Ben opened up to a story about a farmer scattering seed.
“The story was in Matthew 13 and it talked about four different kinds of soil a seed can fall into. I knew the seed represented the Gospel. I also knew which kind of soil represented my life. I was the one full of weeds. I had heard the Gospel, but the worries of this life and the pursuit of wealth and riches had choked it out,” said Ben.
This realization unraveled him.
“I was just broken enough that I completely lost it. I was 35 at the time and had not cried since I was 11-years old. I was proud of that record, but all of that pride came crashing down. I cried out to God and told Him I was sorry. While I was praying, I had a vision of two paths, and Jesus was on one motioning me over to Him because I was far away on another path. I knew I had to get to Him, so I did. That was the day I surrendered my life to Jesus,” said Ben.
Things started to change after that.
“Really, not many of my circumstances changed, but I changed. The lawsuit was still there hanging over my head, but I somehow knew it was going to be okay. I started to become so hungry for the Word of God. I felt that God was always speaking to me, everything was so profound during that time,” said Ben.
God also started to restore and repair Ben and Rachel’s marriage, as well as Ben’s relationship with his sons. None of it was an overnight process, but God slowly began to heal and redeem what had been broken.
“We were still looking into international adoption at this time,” said Ben. “I don’t know what we were thinking with all that was going on, but Rachel was so passionate about seeing this happen, and as I deepened my walk with God, I poured my heart into the process too.”
In 2010 the Minks were lined up to bring two little girls home from Russia.
“We were so excited,” said Ben. “Our sons had been praying every night for their new sisters, we had given our hearts to these two girls.
Weeks before the adoption was to be finalized, Russia abruptly shut down adoption to the United States.
“We were devastated,” said Ben. “Adopting internationally is no joke. We had poured all of our emotions into the process, as well as a lot of time, resource and energy.”
Deciding to give their hearts a chance to heal, the Minks set their dream of adoption to the side.

Capstone’s rebranded identity.
While God was not opening doors in the way of increasing their family, He was increasing the size, and vision, of their business.

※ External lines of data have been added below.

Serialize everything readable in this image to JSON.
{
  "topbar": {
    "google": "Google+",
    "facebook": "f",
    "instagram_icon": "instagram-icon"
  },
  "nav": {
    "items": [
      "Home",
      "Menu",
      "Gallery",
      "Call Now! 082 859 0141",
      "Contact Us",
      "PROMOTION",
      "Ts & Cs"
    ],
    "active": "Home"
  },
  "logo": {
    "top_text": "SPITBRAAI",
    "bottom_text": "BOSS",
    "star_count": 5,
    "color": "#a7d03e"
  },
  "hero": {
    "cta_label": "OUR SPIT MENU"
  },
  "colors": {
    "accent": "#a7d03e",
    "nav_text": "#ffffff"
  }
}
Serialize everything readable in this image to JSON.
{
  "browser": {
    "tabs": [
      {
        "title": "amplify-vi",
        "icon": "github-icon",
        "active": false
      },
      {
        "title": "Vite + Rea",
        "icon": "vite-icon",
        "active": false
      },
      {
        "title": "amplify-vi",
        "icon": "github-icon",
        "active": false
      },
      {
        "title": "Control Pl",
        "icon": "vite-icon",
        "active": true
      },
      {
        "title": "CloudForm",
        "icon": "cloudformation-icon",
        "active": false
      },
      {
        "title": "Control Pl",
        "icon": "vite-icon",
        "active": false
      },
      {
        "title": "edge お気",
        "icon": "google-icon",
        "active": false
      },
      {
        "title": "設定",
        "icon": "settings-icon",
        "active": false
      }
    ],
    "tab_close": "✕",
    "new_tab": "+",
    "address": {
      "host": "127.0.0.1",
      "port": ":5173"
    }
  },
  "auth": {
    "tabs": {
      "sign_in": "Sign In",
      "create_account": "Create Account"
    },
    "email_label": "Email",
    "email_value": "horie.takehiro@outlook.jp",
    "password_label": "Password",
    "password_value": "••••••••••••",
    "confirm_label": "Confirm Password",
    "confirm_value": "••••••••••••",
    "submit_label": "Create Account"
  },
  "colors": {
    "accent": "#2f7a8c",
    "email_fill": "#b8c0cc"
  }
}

Ben knew that he could not keep running his business the way he had. He wanted to give it fully over to God.
“Around the same time the adoption of our two girls fell through, we changed our name from Minks Custom Homes to Capstone Homes,” said Rachel. “I remember the day we took down our old sign – it seemed like such a holy and symbolic moment. We were so excited to give the business over to the Lord.”
Neither Ben or Rachel had forgotten the word God had spoken to Ben in 1996.
“We had known early on that whatever direction our lives would go, God was going to do something significant through us. We wanted to build something bigger than just a big bank account. While we didn’t know what it would look like specifically, we knew God had told us to feed His sheep,” said Rachel.
So, they started with the last thing they heard God tell them to do.